Avec la série des Usagers, elle investit le terrain des bibliothèques pour situer l’Être humain par rapport à ses pratiques de lectures. elle appréhende à travers son œuvre le rapport antinomique entre sociabilité et repli sur soi dans un lieu et un temps donné.
Aurélie Pétrel, extrait de la série « Les Usagers », photographie numérique couleur © Aurélie Pétrel
Aurélie Pétrel, extrait de la série « Les Usagers », photographie numérique couleur © Aurélie Pétrel
Jean-Antoine Raveyre
1977 - Vit et travaille à saint-Étienne
Jean-Antoine Raveyre réalise de grandes photographies narratives, souvent métaphoriques, dans lesquelles les références historiques, picturales et littéraires abondent. De cette façon, il traite de l’ambiguïté que revêt l’image fixe par l’étude de la composition et la théâtralisation des modèles. L’artiste insère l’élément emblématique de la fenêtre comme un paradigme du cadre. Dans la fenêtre, cadre dans le cadre renvoyant à une autre réalité, le sujet apparaît flouté, à la fois en marge et en-dedans de toute histoire.
Le tableau est pour moi comme une fenêtre. C’est ainsi qu’en 1435 Alberti introduit son histoire de la peinture, laquelle se confond dans la photographie de Jean-Antoine Raveyre, reprenant l’élément emblématique de la fenêtre comme un paradigme du cadre.
Jacques Truphémus
1922 - Vit et travaille à Lyon et dans les Cévennes
Héritier des peintres de l’intime tels Bonnard ou Vuillard, il s’inscrit sereinement dans son temps par la transcription immatérielle des paysages rencontrés, dans une peinture de plus en plus épurée. son parcours pictural est jalonné, de 1951 aux années 2000, par les marines, les natures mortes, le Japon, les ateliers de Lyon et du Vigan, les portraits, les cafés et Lyon. Durant la période 1960-1980, ses toiles se caractérisent par des pâtes grasses et nacrées avec des étendues planes et des ciels immenses. Après un voyage au Japon en 1970, sa peinture évolue vers un allégement de la matière et une évanescence des formes. Truphémus pratique alors la fluidité des jus et le grattage.

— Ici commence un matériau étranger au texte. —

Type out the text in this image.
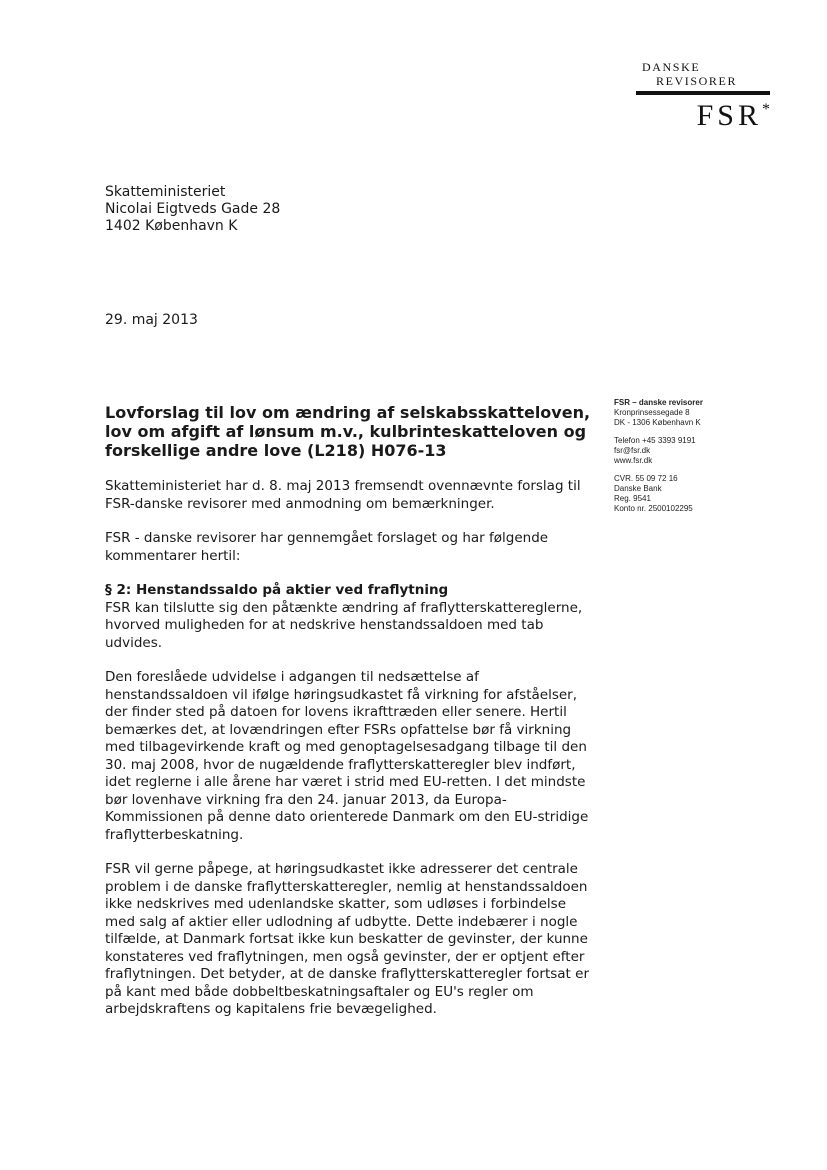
DANSKE
REVISORER
FSR*
Skatteministeriet
Nicolai Eigtveds Gade 28
1402 København K
29. maj 2013
FSR – danske revisorer
Kronprinsessegade 8
DK - 1306 København K
Telefon +45 3393 9191
fsr@fsr.dk
www.fsr.dk
CVR. 55 09 72 16
Danske Bank
Reg. 9541
Konto nr. 2500102295
Lovforslag til lov om ændring af selskabsskatteloven, lov om afgift af lønsum m.v., kulbrinteskatteloven og forskellige andre love (L218) H076-13

Skatteministeriet har d. 8. maj 2013 fremsendt ovennævnte forslag til FSR-danske revisorer med anmodning om bemærkninger.

FSR - danske revisorer har gennemgået forslaget og har følgende kommentarer hertil:

§ 2: Henstandssaldo på aktier ved fraflytning

FSR kan tilslutte sig den påtænkte ændring af fraflytterskattereglerne, hvorved muligheden for at nedskrive henstandssaldoen med tab udvides.

Den foreslåede udvidelse i adgangen til nedsættelse af henstandssaldoen vil ifølge høringsudkastet få virkning for afståelser, der finder sted på datoen for lovens ikrafttræden eller senere. Hertil bemærkes det, at lovændringen efter FSRs opfattelse bør få virkning med tilbagevirkende kraft og med genoptagelsesadgang tilbage til den 30. maj 2008, hvor de nugældende fraflytterskatteregler blev indført, idet reglerne i alle årene har været i strid med EU-retten. I det mindste bør lovenhave virkning fra den 24. januar 2013, da Europa-Kommissionen på denne dato orienterede Danmark om den EU-stridige fraflytterbeskatning.

FSR vil gerne påpege, at høringsudkastet ikke adresserer det centrale problem i de danske fraflytterskatteregler, nemlig at henstandssaldoen ikke nedskrives med udenlandske skatter, som udløses i forbindelse med salg af aktier eller udlodning af udbytte. Dette indebærer i nogle tilfælde, at Danmark fortsat ikke kun beskatter de gevinster, der kunne konstateres ved fraflytningen, men også gevinster, der er optjent efter fraflytningen. Det betyder, at de danske fraflytterskatteregler fortsat er på kant med både dobbeltbeskatningsaftaler og EU's regler om arbejdskraftens og kapitalens frie bevægelighed.
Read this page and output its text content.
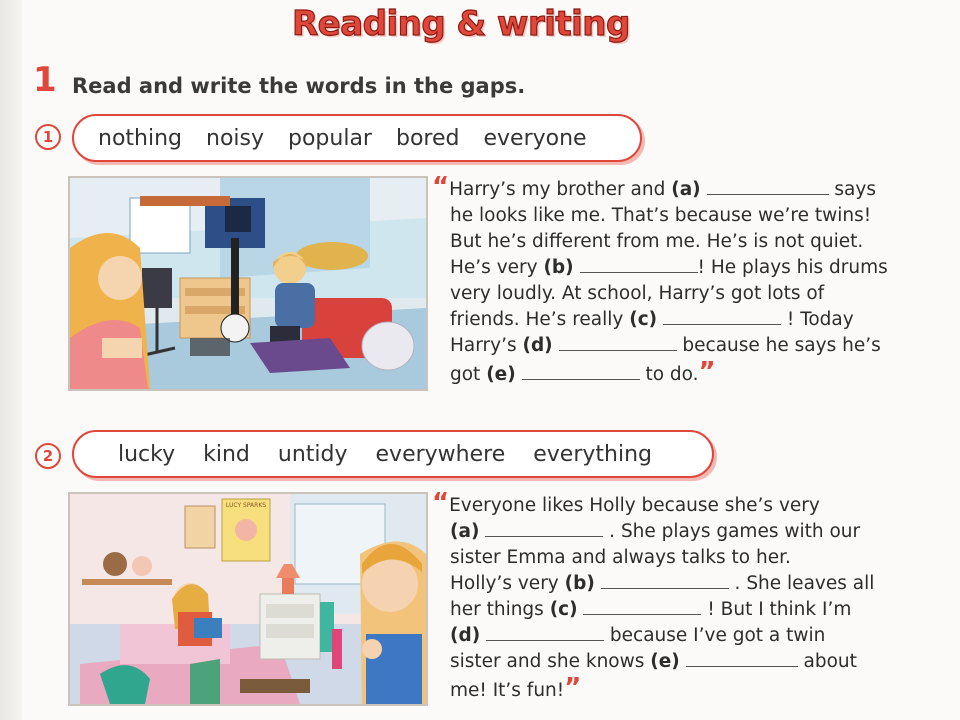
Reading & writing
1 Read and write the words in the gaps.
1	nothing noisy popular bored everyone
“Harry’s my brother and (a)	says
he looks like me. That’s because we’re twins!
But he’s different from me. He’s is not quiet.
He’s very (b)	! He plays his drums
very loudly. At school, Harry’s got lots of
friends. He’s really (c)	! Today
Harry’s (d)	because he says he’s
got (e)	to do.”
2	lucky kind untidy everywhere everything
LUCY SPARKS	“Everyone likes Holly because she’s very
(a)	. She plays games with our
sister Emma and always talks to her.
Holly’s very (b)	. She leaves all
her things (c)	! But I think I’m
(d)	because I’ve got a twin
sister and she knows (e)	about
me! It’s fun!”
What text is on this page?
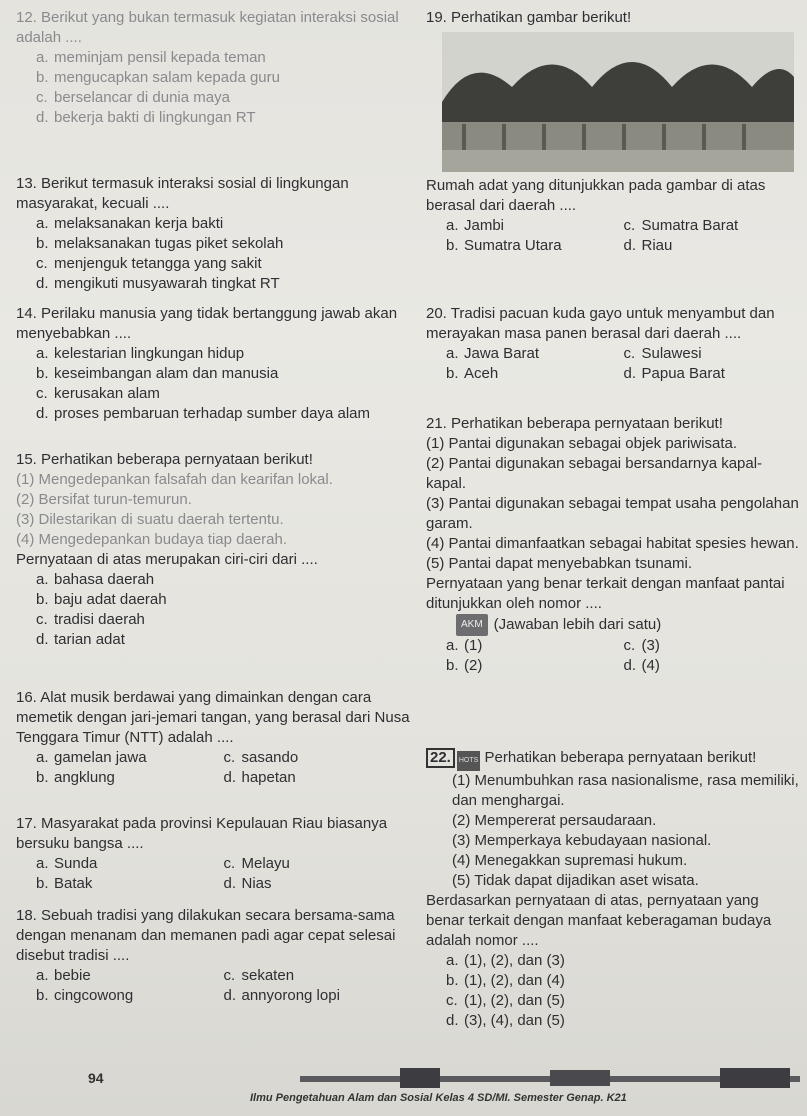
12. Berikut yang bukan termasuk kegiatan interaksi sosial adalah ....
a. meminjam pensil kepada teman
b. mengucapkan salam kepada guru
c. berselancar di dunia maya
d. bekerja bakti di lingkungan RT
13. Berikut termasuk interaksi sosial di lingkungan masyarakat, kecuali ....
a. melaksanakan kerja bakti
b. melaksanakan tugas piket sekolah
c. menjenguk tetangga yang sakit
d. mengikuti musyawarah tingkat RT
14. Perilaku manusia yang tidak bertanggung jawab akan menyebabkan ....
a. kelestarian lingkungan hidup
b. keseimbangan alam dan manusia
c. kerusakan alam
d. proses pembaruan terhadap sumber daya alam
15. Perhatikan beberapa pernyataan berikut!
(1) Mengedepankan falsafah dan kearifan lokal.
(2) Bersifat turun-temurun.
(3) Dilestarikan di suatu daerah tertentu.
(4) Mengedepankan budaya tiap daerah.
Pernyataan di atas merupakan ciri-ciri dari ....
a. bahasa daerah
b. baju adat daerah
c. tradisi daerah
d. tarian adat
16. Alat musik berdawai yang dimainkan dengan cara memetik dengan jari-jemari tangan, yang berasal dari Nusa Tenggara Timur (NTT) adalah ....
a. gamelan jawa	c. sasando
b. angklung	d. hapetan
17. Masyarakat pada provinsi Kepulauan Riau biasanya bersuku bangsa ....
a. Sunda	c. Melayu
b. Batak	d. Nias
18. Sebuah tradisi yang dilakukan secara bersama-sama dengan menanam dan memanen padi agar cepat selesai disebut tradisi ....
a. bebie	c. sekaten
b. cingcowong	d. annyorong lopi
19. Perhatikan gambar berikut!
Rumah adat yang ditunjukkan pada gambar di atas berasal dari daerah ....
a. Jambi	c. Sumatra Barat
b. Sumatra Utara	d. Riau
20. Tradisi pacuan kuda gayo untuk menyambut dan merayakan masa panen berasal dari daerah ....
a. Jawa Barat	c. Sulawesi
b. Aceh	d. Papua Barat
21. Perhatikan beberapa pernyataan berikut!
(1) Pantai digunakan sebagai objek pariwisata.
(2) Pantai digunakan sebagai bersandarnya kapal-kapal.
(3) Pantai digunakan sebagai tempat usaha pengolahan garam.
(4) Pantai dimanfaatkan sebagai habitat spesies hewan.
(5) Pantai dapat menyebabkan tsunami.
Pernyataan yang benar terkait dengan manfaat pantai ditunjukkan oleh nomor ....
AKM (Jawaban lebih dari satu)
a. (1)	c. (3)
b. (2)	d. (4)
22. HOTS Perhatikan beberapa pernyataan berikut!
(1) Menumbuhkan rasa nasionalisme, rasa memiliki, dan menghargai.
(2) Mempererat persaudaraan.
(3) Memperkaya kebudayaan nasional.
(4) Menegakkan supremasi hukum.
(5) Tidak dapat dijadikan aset wisata.
Berdasarkan pernyataan di atas, pernyataan yang benar terkait dengan manfaat keberagaman budaya adalah nomor ....
a. (1), (2), dan (3)
b. (1), (2), dan (4)
c. (1), (2), dan (5)
d. (3), (4), dan (5)
94
Ilmu Pengetahuan Alam dan Sosial Kelas 4 SD/MI. Semester Genap. K21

Dans les années 1980, il peint des personnages à contre-jour dans des intérieurs de cafés lyonnais où l’on aperçoit, au- delà des vitres, la ville enveloppée de camaïeux de gris. La vitre joue sa fonction d’écran entre l’intérieur et l’extérieur et permet de dédoubler les plans grâce à ses reflets. Aujourd’hui encore, le peintre tente de représenter le monde perceptible, en explorant le thème des fenêtres, véritable métaphore de la peinture.